Fig. 2. Cholesterol imparts tolerance for phospholipid abundance imbalance between membrane leaflets.

(A) Coarse-grained simulations of a PM model with 35% more PLs in the cytoplasmic leaflet and varying cholesterol abundance (10–50%, Table S2). Histograms show the distributions of maximal distances between lipid phosphate groups in the two leaflets. Values >70 Å indicate unstable bilayers with non-lamellar morphology. Representative snapshots from simulated bilayers with 10 and 40% cholesterol shown for reference (exoplasmic leaflet PL phosphate groups shown in cyan, cytoplasmic in gray, cholesterol is yellow with hydroxyl headgroup in red). (B) Extraction of external leaflet PLs from extruded liposomes with 0, 20 and 40 mol% cholesterol.

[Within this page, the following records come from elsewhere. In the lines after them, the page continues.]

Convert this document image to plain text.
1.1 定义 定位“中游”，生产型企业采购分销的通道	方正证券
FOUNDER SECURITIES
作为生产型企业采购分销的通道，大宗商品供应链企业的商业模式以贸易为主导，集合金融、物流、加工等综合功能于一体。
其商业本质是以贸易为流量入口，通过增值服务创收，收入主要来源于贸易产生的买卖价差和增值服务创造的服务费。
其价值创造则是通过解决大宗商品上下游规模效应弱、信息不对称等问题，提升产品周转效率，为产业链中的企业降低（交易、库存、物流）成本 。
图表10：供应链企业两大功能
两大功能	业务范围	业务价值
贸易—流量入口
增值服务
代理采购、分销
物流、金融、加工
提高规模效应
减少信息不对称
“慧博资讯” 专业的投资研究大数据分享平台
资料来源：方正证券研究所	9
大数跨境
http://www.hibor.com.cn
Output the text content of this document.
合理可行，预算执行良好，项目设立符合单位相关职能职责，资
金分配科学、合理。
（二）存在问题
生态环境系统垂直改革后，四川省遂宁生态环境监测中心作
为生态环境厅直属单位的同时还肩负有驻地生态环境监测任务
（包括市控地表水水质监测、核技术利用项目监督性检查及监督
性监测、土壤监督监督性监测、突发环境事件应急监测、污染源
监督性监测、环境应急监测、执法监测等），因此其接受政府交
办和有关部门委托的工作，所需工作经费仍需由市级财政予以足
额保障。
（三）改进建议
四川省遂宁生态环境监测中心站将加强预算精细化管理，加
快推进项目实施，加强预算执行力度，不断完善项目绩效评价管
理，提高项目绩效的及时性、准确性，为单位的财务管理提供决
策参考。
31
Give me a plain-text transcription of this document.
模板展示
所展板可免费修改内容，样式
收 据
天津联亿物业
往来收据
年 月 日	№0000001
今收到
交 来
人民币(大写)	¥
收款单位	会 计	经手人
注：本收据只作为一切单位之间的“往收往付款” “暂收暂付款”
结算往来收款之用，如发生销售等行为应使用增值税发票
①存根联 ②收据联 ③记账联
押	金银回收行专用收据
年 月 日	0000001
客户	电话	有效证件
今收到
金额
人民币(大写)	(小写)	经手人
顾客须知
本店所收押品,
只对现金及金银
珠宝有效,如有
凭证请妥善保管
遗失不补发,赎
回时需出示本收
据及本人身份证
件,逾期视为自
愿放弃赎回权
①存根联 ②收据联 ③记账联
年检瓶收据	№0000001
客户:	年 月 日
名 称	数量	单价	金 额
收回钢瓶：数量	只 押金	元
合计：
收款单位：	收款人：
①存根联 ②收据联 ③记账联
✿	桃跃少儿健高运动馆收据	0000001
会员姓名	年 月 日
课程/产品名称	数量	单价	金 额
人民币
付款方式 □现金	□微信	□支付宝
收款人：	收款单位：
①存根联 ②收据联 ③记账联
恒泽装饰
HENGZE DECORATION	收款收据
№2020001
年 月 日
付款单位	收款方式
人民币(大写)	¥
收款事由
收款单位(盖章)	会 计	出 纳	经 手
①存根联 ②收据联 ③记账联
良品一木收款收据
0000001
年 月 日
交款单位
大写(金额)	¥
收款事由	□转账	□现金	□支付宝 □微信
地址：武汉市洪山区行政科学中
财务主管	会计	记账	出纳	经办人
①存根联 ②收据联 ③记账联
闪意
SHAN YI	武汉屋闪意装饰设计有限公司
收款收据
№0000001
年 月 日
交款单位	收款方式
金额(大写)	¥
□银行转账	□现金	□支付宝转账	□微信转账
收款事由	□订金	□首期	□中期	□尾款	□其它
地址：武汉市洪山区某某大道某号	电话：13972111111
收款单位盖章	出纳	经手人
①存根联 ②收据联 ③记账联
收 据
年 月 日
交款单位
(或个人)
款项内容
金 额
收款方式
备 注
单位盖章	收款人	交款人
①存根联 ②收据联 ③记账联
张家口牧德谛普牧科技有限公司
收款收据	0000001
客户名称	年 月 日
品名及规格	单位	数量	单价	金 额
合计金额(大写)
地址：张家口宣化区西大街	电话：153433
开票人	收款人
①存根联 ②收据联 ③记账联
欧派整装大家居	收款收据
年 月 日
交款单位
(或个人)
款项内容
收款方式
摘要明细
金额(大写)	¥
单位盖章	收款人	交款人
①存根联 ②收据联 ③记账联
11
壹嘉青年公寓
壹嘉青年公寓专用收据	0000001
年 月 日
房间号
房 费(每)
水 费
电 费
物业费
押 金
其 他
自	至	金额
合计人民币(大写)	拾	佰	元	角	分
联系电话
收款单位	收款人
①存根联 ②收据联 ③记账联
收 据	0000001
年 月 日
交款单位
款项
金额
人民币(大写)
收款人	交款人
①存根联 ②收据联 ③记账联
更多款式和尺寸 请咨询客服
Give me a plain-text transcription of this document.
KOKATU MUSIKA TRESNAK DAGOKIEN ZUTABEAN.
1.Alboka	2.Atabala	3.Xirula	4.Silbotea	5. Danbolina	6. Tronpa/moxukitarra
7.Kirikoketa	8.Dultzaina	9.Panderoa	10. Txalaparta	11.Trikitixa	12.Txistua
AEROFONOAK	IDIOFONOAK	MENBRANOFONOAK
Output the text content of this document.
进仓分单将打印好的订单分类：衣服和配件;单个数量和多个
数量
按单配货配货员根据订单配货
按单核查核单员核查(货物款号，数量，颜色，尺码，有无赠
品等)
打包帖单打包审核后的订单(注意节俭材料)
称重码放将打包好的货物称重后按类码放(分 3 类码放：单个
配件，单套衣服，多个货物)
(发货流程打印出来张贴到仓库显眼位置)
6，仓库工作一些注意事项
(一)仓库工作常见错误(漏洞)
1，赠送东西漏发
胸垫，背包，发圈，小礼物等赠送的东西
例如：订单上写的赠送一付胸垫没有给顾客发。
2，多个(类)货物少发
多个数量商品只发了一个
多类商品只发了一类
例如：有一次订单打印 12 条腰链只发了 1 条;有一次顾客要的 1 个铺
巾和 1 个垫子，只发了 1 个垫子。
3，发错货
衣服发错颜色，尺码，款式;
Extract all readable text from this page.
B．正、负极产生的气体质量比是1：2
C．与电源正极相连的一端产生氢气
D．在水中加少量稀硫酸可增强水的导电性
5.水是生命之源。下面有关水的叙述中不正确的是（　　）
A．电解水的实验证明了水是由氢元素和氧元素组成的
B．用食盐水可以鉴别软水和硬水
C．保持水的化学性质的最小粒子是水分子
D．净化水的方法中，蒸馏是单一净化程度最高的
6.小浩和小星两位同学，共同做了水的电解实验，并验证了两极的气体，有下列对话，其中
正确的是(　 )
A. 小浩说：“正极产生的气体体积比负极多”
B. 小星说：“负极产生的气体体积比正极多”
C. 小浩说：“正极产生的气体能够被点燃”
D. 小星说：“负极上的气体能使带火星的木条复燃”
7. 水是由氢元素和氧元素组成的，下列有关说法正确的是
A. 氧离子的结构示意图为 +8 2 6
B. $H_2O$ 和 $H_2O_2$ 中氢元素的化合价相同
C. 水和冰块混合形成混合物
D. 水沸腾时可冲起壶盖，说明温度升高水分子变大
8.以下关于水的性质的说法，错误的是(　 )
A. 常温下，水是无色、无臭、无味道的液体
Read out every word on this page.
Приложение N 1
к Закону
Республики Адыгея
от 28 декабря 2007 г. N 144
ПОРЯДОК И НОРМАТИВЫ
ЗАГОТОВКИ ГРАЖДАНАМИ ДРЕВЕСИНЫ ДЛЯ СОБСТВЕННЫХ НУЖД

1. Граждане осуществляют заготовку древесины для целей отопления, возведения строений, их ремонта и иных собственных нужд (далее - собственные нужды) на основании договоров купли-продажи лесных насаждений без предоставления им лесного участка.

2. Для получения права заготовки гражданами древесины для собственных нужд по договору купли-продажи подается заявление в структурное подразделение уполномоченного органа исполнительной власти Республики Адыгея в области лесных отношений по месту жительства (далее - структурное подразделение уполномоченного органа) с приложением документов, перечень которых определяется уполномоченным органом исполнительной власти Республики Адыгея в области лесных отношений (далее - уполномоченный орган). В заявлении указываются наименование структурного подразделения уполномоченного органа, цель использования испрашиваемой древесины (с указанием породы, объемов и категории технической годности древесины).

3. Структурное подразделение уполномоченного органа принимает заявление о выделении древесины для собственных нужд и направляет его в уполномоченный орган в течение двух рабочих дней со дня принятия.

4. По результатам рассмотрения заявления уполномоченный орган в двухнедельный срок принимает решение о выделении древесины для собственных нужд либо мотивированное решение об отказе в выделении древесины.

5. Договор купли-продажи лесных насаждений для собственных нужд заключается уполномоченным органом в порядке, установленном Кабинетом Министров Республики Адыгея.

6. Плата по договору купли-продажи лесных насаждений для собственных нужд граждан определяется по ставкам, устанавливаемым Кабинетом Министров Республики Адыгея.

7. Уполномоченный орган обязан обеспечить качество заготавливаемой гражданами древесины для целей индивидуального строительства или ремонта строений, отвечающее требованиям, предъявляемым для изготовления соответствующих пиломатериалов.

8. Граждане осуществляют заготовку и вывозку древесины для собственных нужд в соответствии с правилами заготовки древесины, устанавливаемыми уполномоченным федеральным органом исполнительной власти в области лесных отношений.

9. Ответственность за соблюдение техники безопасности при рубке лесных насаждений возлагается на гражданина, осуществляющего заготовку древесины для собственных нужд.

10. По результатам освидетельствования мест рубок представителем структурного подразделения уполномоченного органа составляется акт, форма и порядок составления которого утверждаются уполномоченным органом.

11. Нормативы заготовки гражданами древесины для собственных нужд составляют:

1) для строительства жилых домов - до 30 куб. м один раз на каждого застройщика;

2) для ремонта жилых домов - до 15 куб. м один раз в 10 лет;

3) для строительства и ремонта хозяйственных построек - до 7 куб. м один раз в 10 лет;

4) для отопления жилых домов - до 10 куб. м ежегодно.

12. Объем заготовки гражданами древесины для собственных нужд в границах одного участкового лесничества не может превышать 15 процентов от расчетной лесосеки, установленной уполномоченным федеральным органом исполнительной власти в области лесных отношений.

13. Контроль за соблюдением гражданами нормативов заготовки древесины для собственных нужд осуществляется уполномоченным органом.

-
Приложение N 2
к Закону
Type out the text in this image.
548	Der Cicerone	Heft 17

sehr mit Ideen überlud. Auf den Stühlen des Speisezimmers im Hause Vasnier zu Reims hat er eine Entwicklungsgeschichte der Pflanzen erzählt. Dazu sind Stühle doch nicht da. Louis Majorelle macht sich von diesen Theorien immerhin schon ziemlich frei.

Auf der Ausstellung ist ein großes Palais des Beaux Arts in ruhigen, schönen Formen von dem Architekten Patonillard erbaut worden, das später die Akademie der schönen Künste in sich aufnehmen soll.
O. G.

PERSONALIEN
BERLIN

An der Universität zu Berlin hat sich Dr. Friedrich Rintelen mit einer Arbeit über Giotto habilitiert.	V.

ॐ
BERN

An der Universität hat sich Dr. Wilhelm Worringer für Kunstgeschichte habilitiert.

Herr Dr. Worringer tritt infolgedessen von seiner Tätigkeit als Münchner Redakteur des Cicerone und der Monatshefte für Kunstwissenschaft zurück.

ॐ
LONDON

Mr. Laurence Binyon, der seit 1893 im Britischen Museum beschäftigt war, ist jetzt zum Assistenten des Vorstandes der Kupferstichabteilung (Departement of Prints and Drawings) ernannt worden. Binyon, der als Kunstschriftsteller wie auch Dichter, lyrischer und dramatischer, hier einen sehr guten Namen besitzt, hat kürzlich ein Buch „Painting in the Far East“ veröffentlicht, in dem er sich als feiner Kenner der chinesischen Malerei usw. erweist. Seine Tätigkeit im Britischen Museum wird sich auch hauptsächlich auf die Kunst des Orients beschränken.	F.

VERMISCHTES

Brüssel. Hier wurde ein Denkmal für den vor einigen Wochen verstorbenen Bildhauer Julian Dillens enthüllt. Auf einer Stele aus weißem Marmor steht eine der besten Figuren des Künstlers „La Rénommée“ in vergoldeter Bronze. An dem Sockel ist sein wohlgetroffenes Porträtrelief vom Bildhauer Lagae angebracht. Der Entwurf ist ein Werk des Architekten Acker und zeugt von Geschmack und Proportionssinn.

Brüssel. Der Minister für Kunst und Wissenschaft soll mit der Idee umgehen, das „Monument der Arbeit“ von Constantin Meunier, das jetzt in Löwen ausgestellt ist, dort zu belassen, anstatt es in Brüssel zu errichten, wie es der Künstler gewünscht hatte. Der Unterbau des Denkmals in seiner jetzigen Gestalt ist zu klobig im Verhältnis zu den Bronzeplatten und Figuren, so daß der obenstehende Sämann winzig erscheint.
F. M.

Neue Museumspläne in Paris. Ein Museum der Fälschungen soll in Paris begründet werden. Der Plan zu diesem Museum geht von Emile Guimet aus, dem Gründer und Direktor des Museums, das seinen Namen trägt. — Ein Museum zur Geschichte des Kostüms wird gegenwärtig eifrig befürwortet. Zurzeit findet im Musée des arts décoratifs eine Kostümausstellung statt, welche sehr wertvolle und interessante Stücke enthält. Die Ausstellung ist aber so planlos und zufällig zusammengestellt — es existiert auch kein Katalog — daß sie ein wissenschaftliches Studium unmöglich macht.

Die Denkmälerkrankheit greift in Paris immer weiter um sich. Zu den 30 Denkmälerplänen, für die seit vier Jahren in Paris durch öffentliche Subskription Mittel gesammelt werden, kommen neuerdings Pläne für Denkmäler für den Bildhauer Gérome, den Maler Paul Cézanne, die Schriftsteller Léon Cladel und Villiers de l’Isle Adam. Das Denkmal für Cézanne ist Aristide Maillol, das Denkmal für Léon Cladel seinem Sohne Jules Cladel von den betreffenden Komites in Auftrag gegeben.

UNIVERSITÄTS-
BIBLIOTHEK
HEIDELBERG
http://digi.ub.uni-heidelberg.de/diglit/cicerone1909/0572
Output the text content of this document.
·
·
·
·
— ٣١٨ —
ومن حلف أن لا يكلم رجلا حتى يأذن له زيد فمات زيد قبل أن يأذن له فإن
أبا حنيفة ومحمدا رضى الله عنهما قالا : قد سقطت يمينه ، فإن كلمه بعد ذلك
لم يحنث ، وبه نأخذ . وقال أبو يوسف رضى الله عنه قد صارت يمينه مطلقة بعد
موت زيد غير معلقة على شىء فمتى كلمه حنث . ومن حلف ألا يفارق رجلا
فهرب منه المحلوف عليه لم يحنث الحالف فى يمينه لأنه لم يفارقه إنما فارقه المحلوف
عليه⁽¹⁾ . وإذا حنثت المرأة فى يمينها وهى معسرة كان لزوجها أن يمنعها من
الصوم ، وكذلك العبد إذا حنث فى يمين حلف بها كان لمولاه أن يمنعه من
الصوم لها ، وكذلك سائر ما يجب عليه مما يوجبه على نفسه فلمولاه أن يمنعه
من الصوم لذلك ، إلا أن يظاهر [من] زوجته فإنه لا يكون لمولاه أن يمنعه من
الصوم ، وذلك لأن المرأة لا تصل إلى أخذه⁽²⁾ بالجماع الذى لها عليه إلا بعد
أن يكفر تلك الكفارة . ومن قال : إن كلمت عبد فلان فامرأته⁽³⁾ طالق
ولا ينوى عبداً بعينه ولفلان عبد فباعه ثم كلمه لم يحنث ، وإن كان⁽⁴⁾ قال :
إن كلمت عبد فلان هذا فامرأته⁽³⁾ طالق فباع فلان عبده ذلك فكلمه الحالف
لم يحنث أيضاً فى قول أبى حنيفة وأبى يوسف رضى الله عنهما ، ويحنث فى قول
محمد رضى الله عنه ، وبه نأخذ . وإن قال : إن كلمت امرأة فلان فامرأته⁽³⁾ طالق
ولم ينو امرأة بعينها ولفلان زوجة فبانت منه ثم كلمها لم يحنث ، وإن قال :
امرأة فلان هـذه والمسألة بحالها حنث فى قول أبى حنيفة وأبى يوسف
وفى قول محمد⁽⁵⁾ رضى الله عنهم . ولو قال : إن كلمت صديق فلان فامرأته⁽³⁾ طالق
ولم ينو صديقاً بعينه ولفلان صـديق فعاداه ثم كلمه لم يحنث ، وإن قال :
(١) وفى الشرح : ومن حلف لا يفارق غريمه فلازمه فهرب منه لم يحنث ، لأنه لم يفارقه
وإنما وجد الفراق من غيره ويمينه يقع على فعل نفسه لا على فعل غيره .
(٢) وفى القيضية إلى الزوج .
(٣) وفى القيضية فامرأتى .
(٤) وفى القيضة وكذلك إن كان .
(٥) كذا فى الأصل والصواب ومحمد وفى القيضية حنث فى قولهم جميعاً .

POPC is extracted from the external leaflet by HPαCD, which induces PL imbalance between leaflets causing membrane instability and liposome destruction. Amount of extracted lipid is quantified by GC/MS, while the corresponding fraction of intact vesicles is measured by light scattering (data from two independent experiments). (C) Extraction of cholesterol compromises PM integrity, evidenced by propidium iodide (PI) staining of nuclei, if lipid scrambling is suppressed by chelating Ca²⁺. Outlines represent PI-negative cells. (D) Extraction of cholesterol from the PM of RBL cells with M𝛽CD leads to scrambling of PM lipids evidenced by exposure of PS on the cell surface (binding of external PS-marker, LactC2-mClover), while suppressing scrambling reduces PS exposure. Average intensity of LactC2-mClover on the PM (PS exposure) normalized to -M𝛽CD is shown on the right. Data shown in (C) and (D) is from average ± SD from 3–5 independent experiments. **p<0.01, ***p<0.001.